The phones are made by a Microsoft Corp. subsidiary and sold by T-Mobile USA, which say many Sidekick owners' information is "almost certainly" gone. T-Mobile gave customers a $20 refund to cover the cost of one month of data usage on the phone. It also will give certain customers who experienced a "significant and permanent" loss of personal data a $100 customer appreciation card to be used toward T-Mobile products and services, or their phone bill. T-Mobile said it will contact those customers in the next 14 days.
Microsoft spokeswoman Debbie Anderson said Monday that there was a still a chance some of the lost user data could be restored from a backup system. Engineers were working at it in the Microsoft data center where the failure occurred, she said.
The phones were troubled by a data outage a week ago. Service was intermittent last week, and then users started reporting that their Sidekicks were wiped of all personal information.

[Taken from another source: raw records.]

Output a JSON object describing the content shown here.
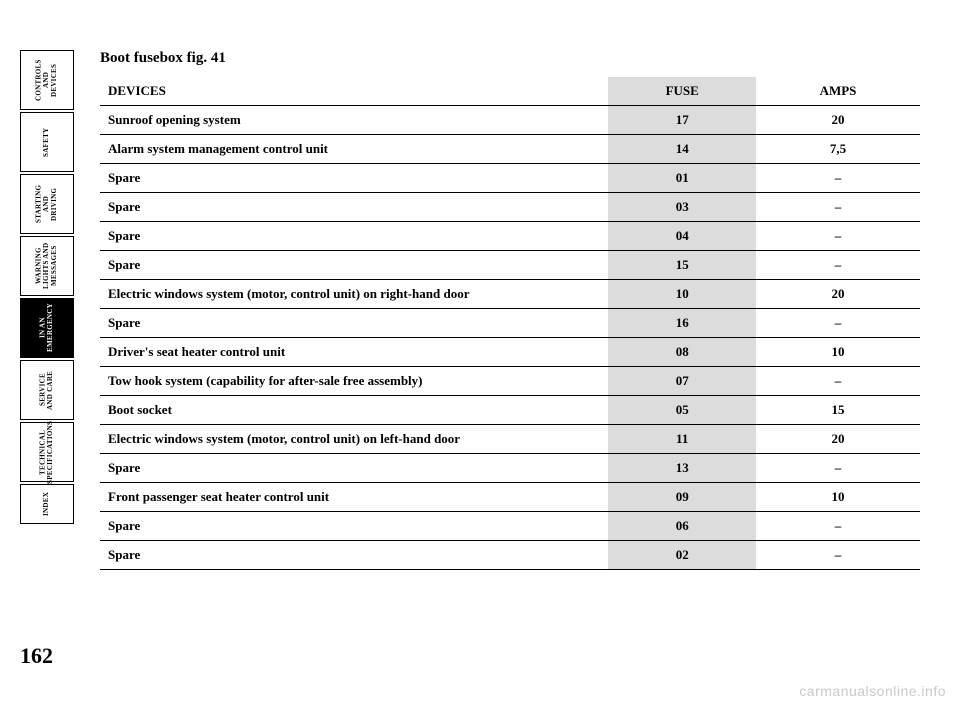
{
  "page_number": "162",
  "title": "Boot fusebox fig. 41",
  "watermark": "carmanualsonline.info",
  "sidebar": {
    "tabs": [
      {
        "label": "CONTROLS AND DEVICES",
        "active": false
      },
      {
        "label": "SAFETY",
        "active": false
      },
      {
        "label": "STARTING AND DRIVING",
        "active": false
      },
      {
        "label": "WARNING LIGHTS AND MESSAGES",
        "active": false
      },
      {
        "label": "IN AN EMERGENCY",
        "active": true
      },
      {
        "label": "SERVICE AND CARE",
        "active": false
      },
      {
        "label": "TECHNICAL SPECIFICATIONS",
        "active": false
      },
      {
        "label": "INDEX",
        "active": false,
        "index": true
      }
    ]
  },
  "table": {
    "columns": [
      "DEVICES",
      "FUSE",
      "AMPS"
    ],
    "rows": [
      [
        "Sunroof opening system",
        "17",
        "20"
      ],
      [
        "Alarm system management control unit",
        "14",
        "7,5"
      ],
      [
        "Spare",
        "01",
        "–"
      ],
      [
        "Spare",
        "03",
        "–"
      ],
      [
        "Spare",
        "04",
        "–"
      ],
      [
        "Spare",
        "15",
        "–"
      ],
      [
        "Electric windows system (motor, control unit) on right-hand door",
        "10",
        "20"
      ],
      [
        "Spare",
        "16",
        "–"
      ],
      [
        "Driver's seat heater control unit",
        "08",
        "10"
      ],
      [
        "Tow hook system (capability for after-sale free assembly)",
        "07",
        "–"
      ],
      [
        "Boot socket",
        "05",
        "15"
      ],
      [
        "Electric windows system (motor, control unit) on left-hand door",
        "11",
        "20"
      ],
      [
        "Spare",
        "13",
        "–"
      ],
      [
        "Front passenger seat heater control unit",
        "09",
        "10"
      ],
      [
        "Spare",
        "06",
        "–"
      ],
      [
        "Spare",
        "02",
        "–"
      ]
    ]
  },
  "styling": {
    "background_color": "#ffffff",
    "text_color": "#000000",
    "fuse_column_bg": "#dcdcdc",
    "row_border_color": "#000000",
    "watermark_color": "#c9c9c9",
    "title_fontsize": 15,
    "body_fontsize": 13,
    "sidebar_font": 7,
    "font_family": "Georgia, serif"
  }
}
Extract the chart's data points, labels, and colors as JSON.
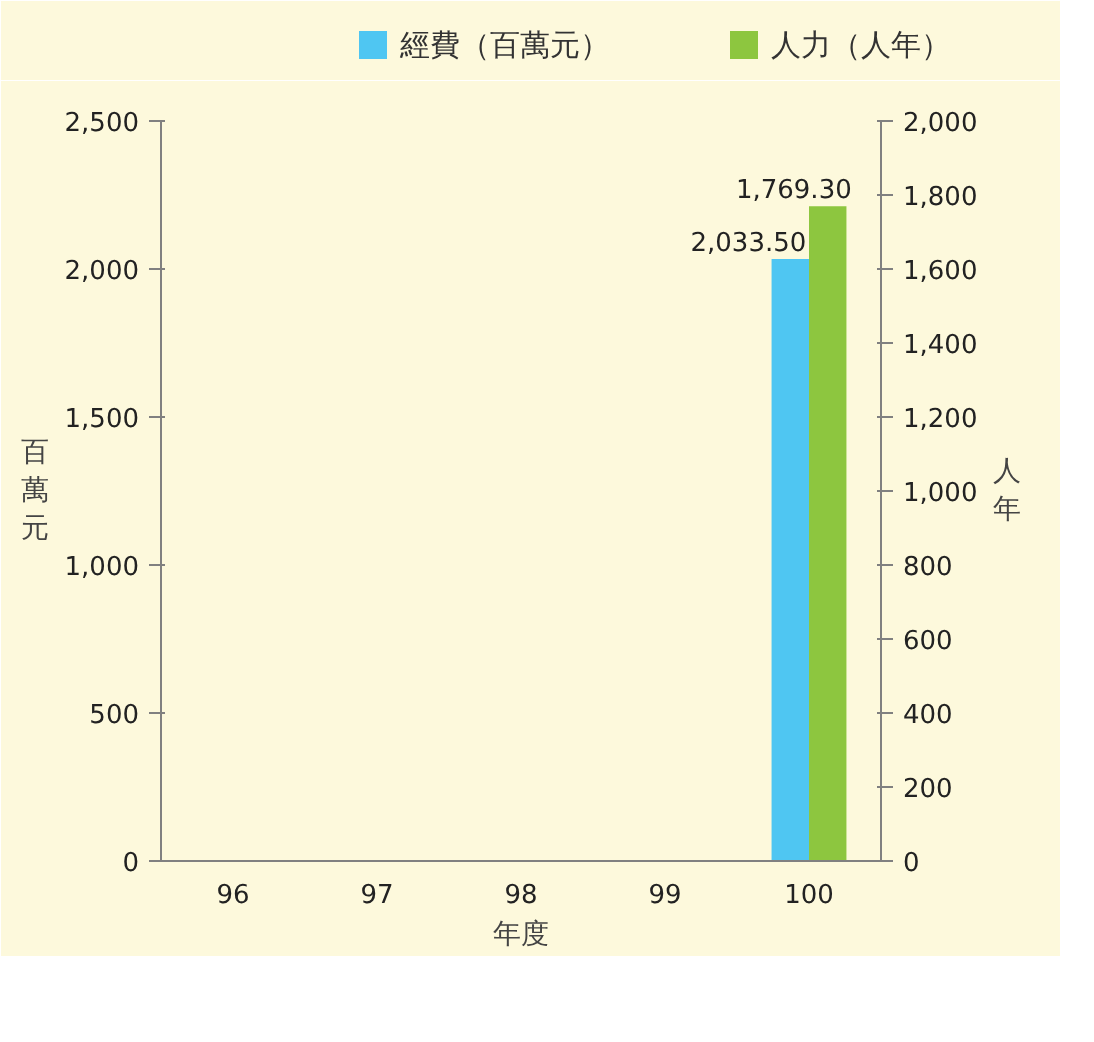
{
  "chart_data": {
    "type": "bar",
    "categories": [
      "96",
      "97",
      "98",
      "99",
      "100"
    ],
    "xlabel": "年度",
    "ylabel": "百萬元",
    "y2label": "人年",
    "series": [
      {
        "name": "經費（百萬元）",
        "color": "#4fc6f2",
        "values": [
          null,
          null,
          null,
          null,
          2033.5
        ],
        "value_labels": [
          null,
          null,
          null,
          null,
          "2,033.50"
        ]
      },
      {
        "name": "人力（人年）",
        "color": "#8dc63f",
        "axis": "y2",
        "values": [
          null,
          null,
          null,
          null,
          1769.3
        ],
        "value_labels": [
          null,
          null,
          null,
          null,
          "1,769.30"
        ]
      }
    ],
    "ylim": [
      0,
      2500
    ],
    "yticks": [
      {
        "value": 0,
        "label": "0"
      },
      {
        "value": 500,
        "label": "500"
      },
      {
        "value": 1000,
        "label": "1,000"
      },
      {
        "value": 1500,
        "label": "1,500"
      },
      {
        "value": 2000,
        "label": "2,000"
      },
      {
        "value": 2500,
        "label": "2,500"
      }
    ],
    "y2lim": [
      0,
      2000
    ],
    "y2ticks": [
      {
        "value": 0,
        "label": "0"
      },
      {
        "value": 200,
        "label": "200"
      },
      {
        "value": 400,
        "label": "400"
      },
      {
        "value": 600,
        "label": "600"
      },
      {
        "value": 800,
        "label": "800"
      },
      {
        "value": 1000,
        "label": "1,000"
      },
      {
        "value": 1200,
        "label": "1,200"
      },
      {
        "value": 1400,
        "label": "1,400"
      },
      {
        "value": 1600,
        "label": "1,600"
      },
      {
        "value": 1800,
        "label": "1,800"
      },
      {
        "value": 2000,
        "label": "2,000"
      }
    ],
    "grid": false,
    "legend": "top"
  }
}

"This has been a terrible experience," said Mary Boyle, of Silver Spring, Md. She lost more than 500 contacts, 100 pictures, a to-do list and dozens of Web site passwords. She also spent about eight hours on the phone with T-Mobile's technical support last week, trying to deal with the outage, she said.
On Saturday, T-Mobile and Microsoft warned customers not to restart their phones, remove the batteries or let the phones run down their batteries. Boyle said she did none of those things, yet her data disappeared anyway. She switched to a BlackBerry from Verizon Wireless on Monday, and said she had no intention of paying T-Mobile for quitting her contract early.

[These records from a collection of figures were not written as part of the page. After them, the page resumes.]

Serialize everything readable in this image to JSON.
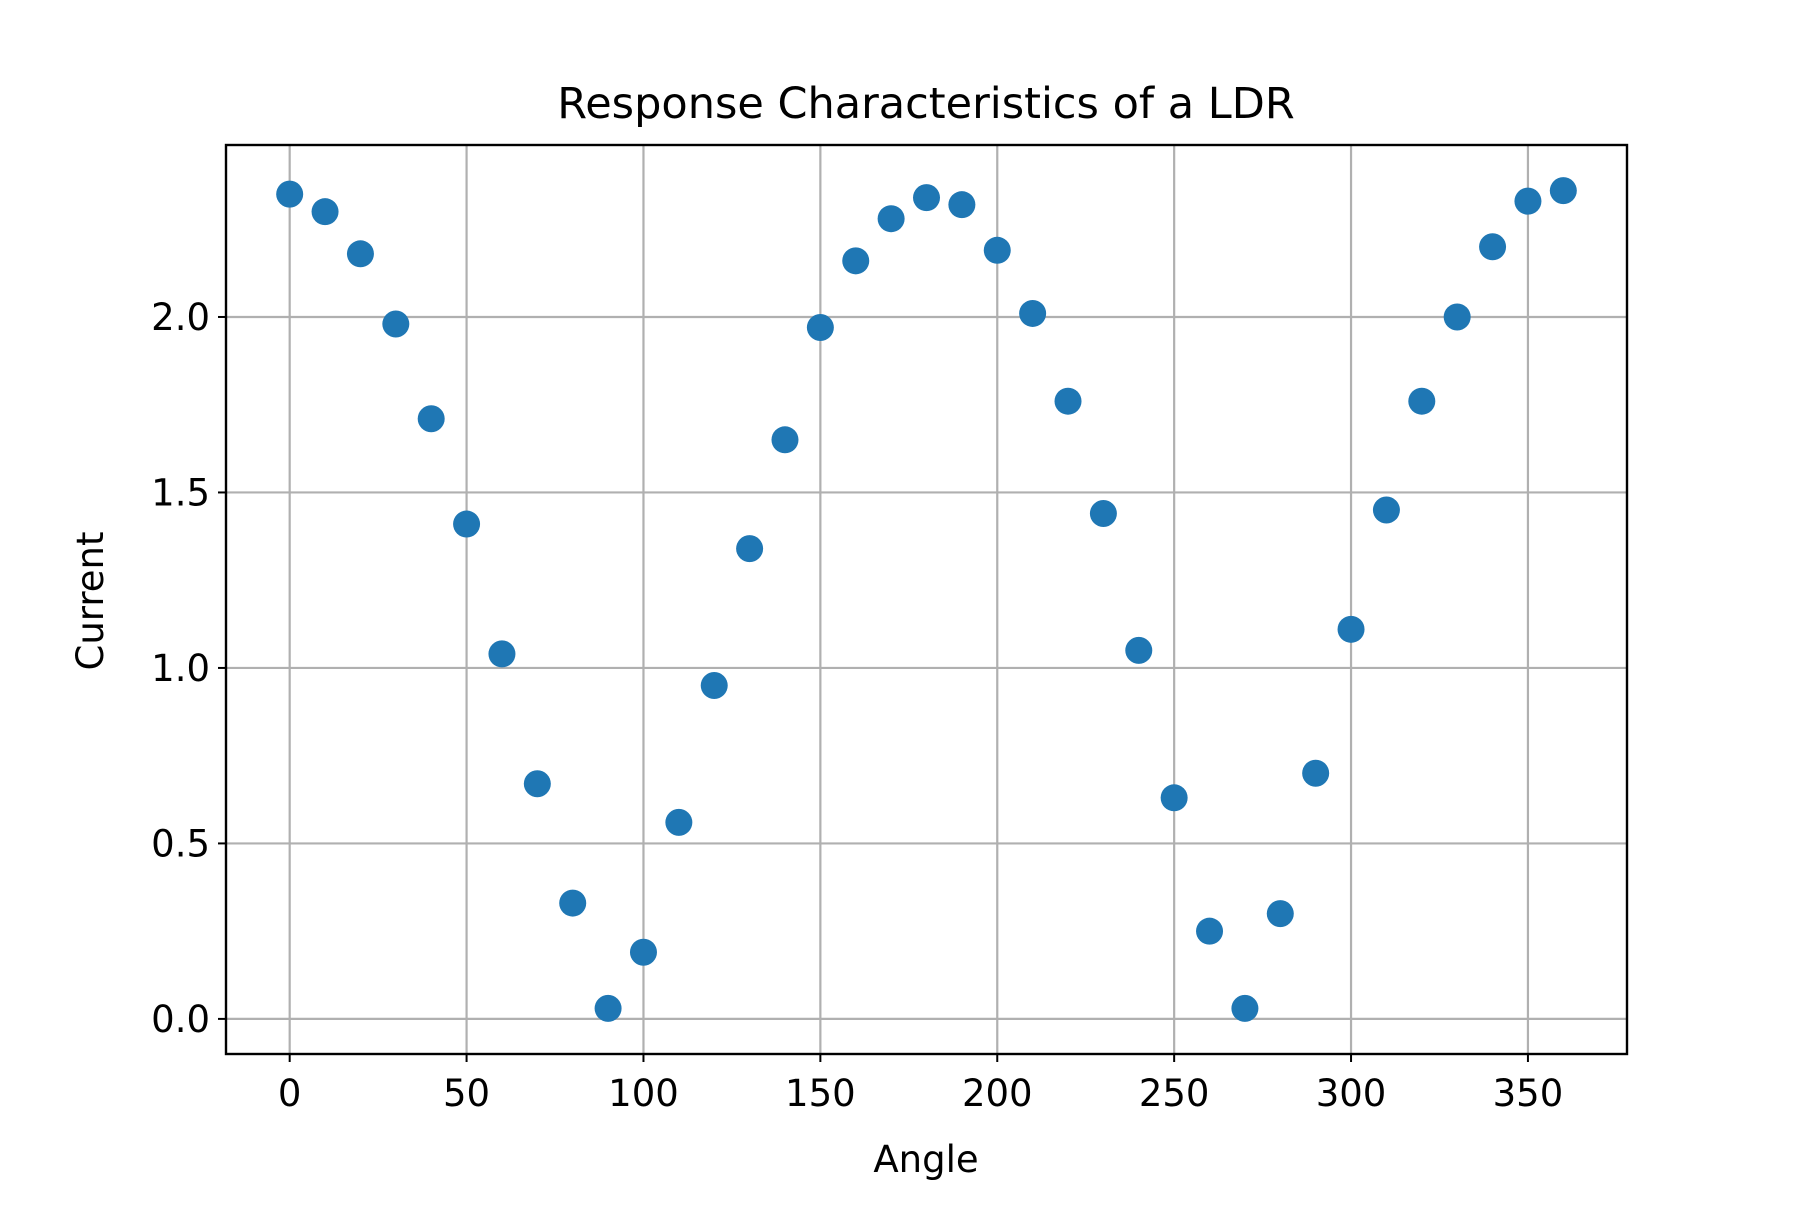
{
  "chart_data": {
    "type": "scatter",
    "title": "Response Characteristics of a LDR",
    "xlabel": "Angle",
    "ylabel": "Current",
    "xlim": [
      -18,
      378
    ],
    "ylim": [
      -0.1,
      2.49
    ],
    "xticks": [
      0,
      50,
      100,
      150,
      200,
      250,
      300,
      350
    ],
    "yticks": [
      0.0,
      0.5,
      1.0,
      1.5,
      2.0
    ],
    "xtick_labels": [
      "0",
      "50",
      "100",
      "150",
      "200",
      "250",
      "300",
      "350"
    ],
    "ytick_labels": [
      "0.0",
      "0.5",
      "1.0",
      "1.5",
      "2.0"
    ],
    "grid": true,
    "marker_color": "#1f77b4",
    "series": [
      {
        "x": [
          0,
          10,
          20,
          30,
          40,
          50,
          60,
          70,
          80,
          90,
          100,
          110,
          120,
          130,
          140,
          150,
          160,
          170,
          180,
          190,
          200,
          210,
          220,
          230,
          240,
          250,
          260,
          270,
          280,
          290,
          300,
          310,
          320,
          330,
          340,
          350,
          360
        ],
        "y": [
          2.35,
          2.3,
          2.18,
          1.98,
          1.71,
          1.41,
          1.04,
          0.67,
          0.33,
          0.03,
          0.19,
          0.56,
          0.95,
          1.34,
          1.65,
          1.97,
          2.16,
          2.28,
          2.34,
          2.32,
          2.19,
          2.01,
          1.76,
          1.44,
          1.05,
          0.63,
          0.25,
          0.03,
          0.3,
          0.7,
          1.11,
          1.45,
          1.76,
          2.0,
          2.2,
          2.33,
          2.36
        ]
      }
    ]
  }
}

"As far as I'm concerned, they very much broke their contract with me before I broke theirs," she said.
Although the underlying data services were working again Monday, T-Mobile was still advising customers not to reset their phones. T-Mobile also was listing all Sidekicks as "out of stock" on its Web site Monday.
It's not clear how many customers have been affected, or how many Sidekicks are in operation, though the figure could approach 1 million, judging by T-Mobile's financial statements. The phone, which exists in several versions, has never been a huge seller since it launched in 2002, but it's very popular among young, urban customers, and it has had a certain cachet as a celebrity phone. Most famously, Paris Hilton used a Sidekick. Users have appreciated its large QWERTY keyboard for text messaging, a feature now copied by mainstream phones.
Microsoft bought Danger Inc., the maker of the Sidekick, last year in an attempt to revitalize its "smart" phone software portfolio. T-Mobile is part of Deutsche Telekom AG.
The Sidekick's remote data storage feature was ahead of its time and served as a selling point for the device. It meant that if someone lost a phone, the contents could easily be downloaded to a new one. But the Sidekick didn't complement the remote storage with a convenient way to save all data locally. Most newer phones, such as Apple Inc.'s iPhone, are designed to back up a user's data when the device is connected to a PC.
Increasingly, consumers and businesses are relying on "cloud" services - in which e-mail, word processing and other applications store their data in remote server farms rather than on the machines where the work is performed. Providers such as Google Inc. back up the data, but as the Sidekick incident demonstrates, having a local backup can be essential.